Entweder Roman wollte ihn erschrecken, es ihm heimzahlen für ihren letzten Streit und hatte damit sogar Lars reingezogen oder... nein das wäre unmöglich.

Er versuchte ihn anzurufen. Keiner ging ran. Er machte seinen Job gut. Abermals versicherte Flo sich bei Lars, dass er nicht gerade geprankt wurde. Lars versicherte ihm, dass er sich wünschte es wäre so.

Erneut sah er sich den Zeitungsartikel an, versuchte zu ergooglen, ob es wirklich stimmte. Fand dort nichts anderes, nur das, was er ohnehin schon wusste: ein 22-Jähriger, der sich am Sonntag in den Kopf geschossen habe. Eindeutig Selbstmord.

"Wenn das stimmen sollte, dann... dann... warum hast du das nur getan?"

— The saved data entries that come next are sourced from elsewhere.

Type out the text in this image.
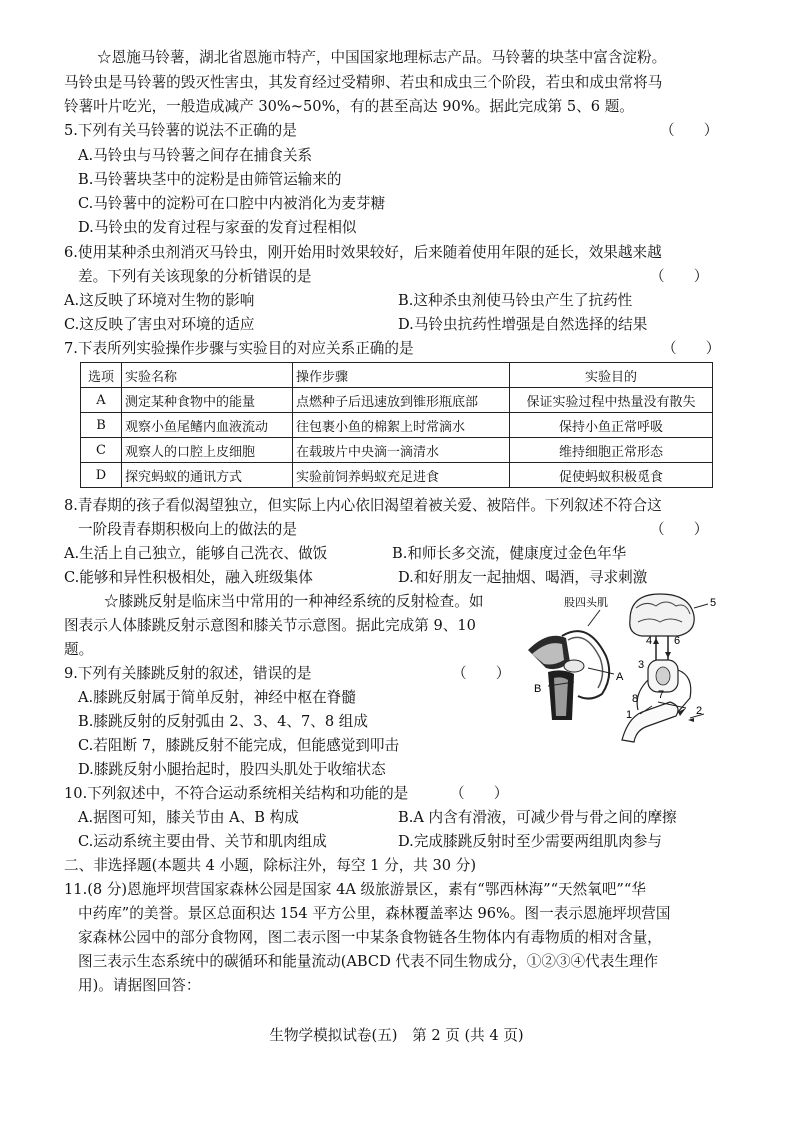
☆恩施马铃薯，湖北省恩施市特产，中国国家地理标志产品。马铃薯的块茎中富含淀粉。
马铃虫是马铃薯的毁灭性害虫，其发育经过受精卵、若虫和成虫三个阶段，若虫和成虫常将马
铃薯叶片吃光，一般造成减产 30%~50%，有的甚至高达 90%。据此完成第 5、6 题。
5.下列有关马铃薯的说法不正确的是	（　　）
A.马铃虫与马铃薯之间存在捕食关系
B.马铃薯块茎中的淀粉是由筛管运输来的
C.马铃薯中的淀粉可在口腔中内被消化为麦芽糖
D.马铃虫的发育过程与家蚕的发育过程相似
6.使用某种杀虫剂消灭马铃虫，刚开始用时效果较好，后来随着使用年限的延长，效果越来越
差。下列有关该现象的分析错误的是	（　　）
A.这反映了环境对生物的影响	B.这种杀虫剂使马铃虫产生了抗药性
C.这反映了害虫对环境的适应	D.马铃虫抗药性增强是自然选择的结果
7.下表所列实验操作步骤与实验目的对应关系正确的是	（　　）
选项	实验名称	操作步骤	实验目的
A	测定某种食物中的能量	点燃种子后迅速放到锥形瓶底部	保证实验过程中热量没有散失
B	观察小鱼尾鳍内血液流动	往包裹小鱼的棉絮上时常滴水	保持小鱼正常呼吸
C	观察人的口腔上皮细胞	在载玻片中央滴一滴清水	维持细胞正常形态
D	探究蚂蚁的通讯方式	实验前饲养蚂蚁充足进食	促使蚂蚁积极觅食
8.青春期的孩子看似渴望独立，但实际上内心依旧渴望着被关爱、被陪伴。下列叙述不符合这
一阶段青春期积极向上的做法的是	（　　）
A.生活上自己独立，能够自己洗衣、做饭	B.和师长多交流，健康度过金色年华
C.能够和异性积极相处，融入班级集体	D.和好朋友一起抽烟、喝酒，寻求刺激
☆膝跳反射是临床当中常用的一种神经系统的反射检查。如
图表示人体膝跳反射示意图和膝关节示意图。据此完成第 9、10
题。
股四头肌
A
B
1	2
3
4
5
6
7
8
9.下列有关膝跳反射的叙述，错误的是	（　　）
A.膝跳反射属于简单反射，神经中枢在脊髓
B.膝跳反射的反射弧由 2、3、4、7、8 组成
C.若阻断 7，膝跳反射不能完成，但能感觉到叩击
D.膝跳反射小腿抬起时，股四头肌处于收缩状态
10.下列叙述中，不符合运动系统相关结构和功能的是	（　　）
A.据图可知，膝关节由 A、B 构成	B.A 内含有滑液，可减少骨与骨之间的摩擦
C.运动系统主要由骨、关节和肌肉组成	D.完成膝跳反射时至少需要两组肌肉参与
二、非选择题(本题共 4 小题，除标注外，每空 1 分，共 30 分)
11.(8 分)恩施坪坝营国家森林公园是国家 4A 级旅游景区，素有“鄂西林海”“天然氧吧”“华
中药库”的美誉。景区总面积达 154 平方公里，森林覆盖率达 96%。图一表示恩施坪坝营国
家森林公园中的部分食物网，图二表示图一中某条食物链各生物体内有毒物质的相对含量，
图三表示生态系统中的碳循环和能量流动(ABCD 代表不同生物成分，①②③④代表生理作
用)。请据图回答：
生物学模拟试卷(五)　第 2 页 (共 4 页)
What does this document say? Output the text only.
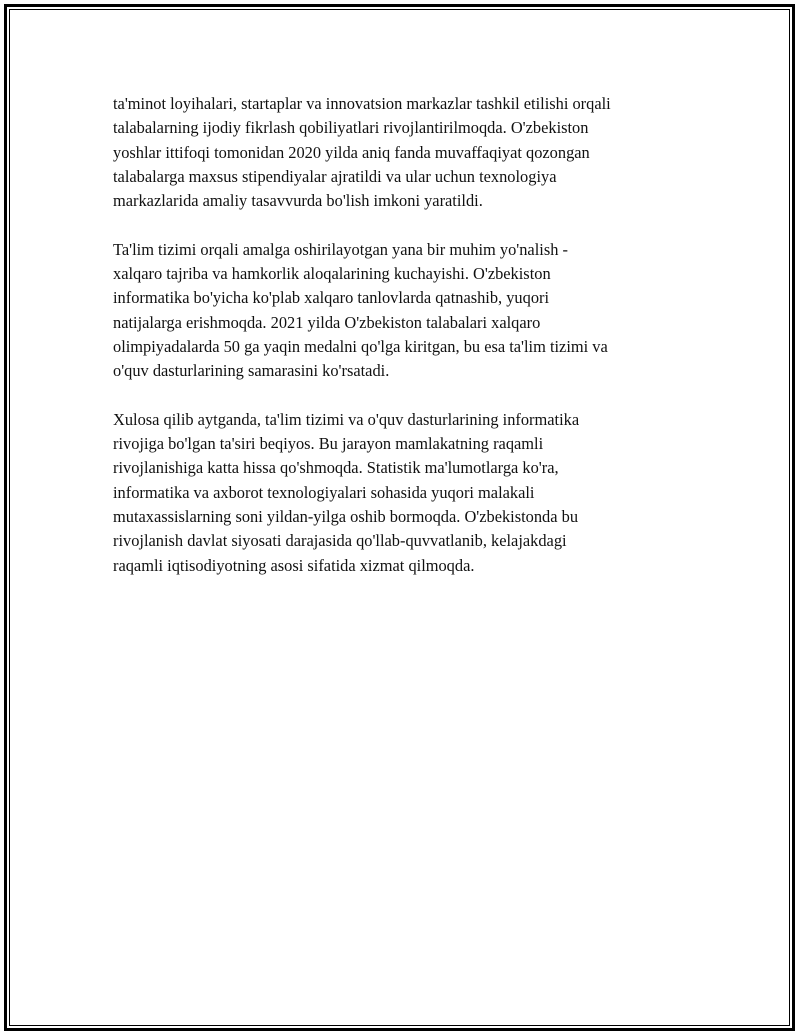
ta'minot loyihalari, startaplar va innovatsion markazlar tashkil etilishi orqali
talabalarning ijodiy fikrlash qobiliyatlari rivojlantirilmoqda. O'zbekiston
yoshlar ittifoqi tomonidan 2020 yilda aniq fanda muvaffaqiyat qozongan
talabalarga maxsus stipendiyalar ajratildi va ular uchun texnologiya
markazlarida amaliy tasavvurda bo'lish imkoni yaratildi.

Ta'lim tizimi orqali amalga oshirilayotgan yana bir muhim yo'nalish -
xalqaro tajriba va hamkorlik aloqalarining kuchayishi. O'zbekiston
informatika bo'yicha ko'plab xalqaro tanlovlarda qatnashib, yuqori
natijalarga erishmoqda. 2021 yilda O'zbekiston talabalari xalqaro
olimpiyadalarda 50 ga yaqin medalni qo'lga kiritgan, bu esa ta'lim tizimi va
o'quv dasturlarining samarasini ko'rsatadi.

Xulosa qilib aytganda, ta'lim tizimi va o'quv dasturlarining informatika
rivojiga bo'lgan ta'siri beqiyos. Bu jarayon mamlakatning raqamli
rivojlanishiga katta hissa qo'shmoqda. Statistik ma'lumotlarga ko'ra,
informatika va axborot texnologiyalari sohasida yuqori malakali
mutaxassislarning soni yildan-yilga oshib bormoqda. O'zbekistonda bu
rivojlanish davlat siyosati darajasida qo'llab-quvvatlanib, kelajakdagi
raqamli iqtisodiyotning asosi sifatida xizmat qilmoqda.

War der Streit Schuld? Aber das konnte nicht sein. Sie hatten sich ständig gestritten, hatten sich ständig Beleidigungen an den Kopf geworfen und sich doch hinterher wieder zusammengerauft. Warum sollte es diesmal anders sein?

Er schaute erneut in ihren gemeinsamen Chat, seine letzte Frage immer noch unbeantwortet. Er scrollte zu den vorherigen Nachrichten, versuchte in ihnen einen Hinweis zu entdecken, wie Roman sich so wandeln konnte, dass er ihn selbst nicht mehr wieder erkannte.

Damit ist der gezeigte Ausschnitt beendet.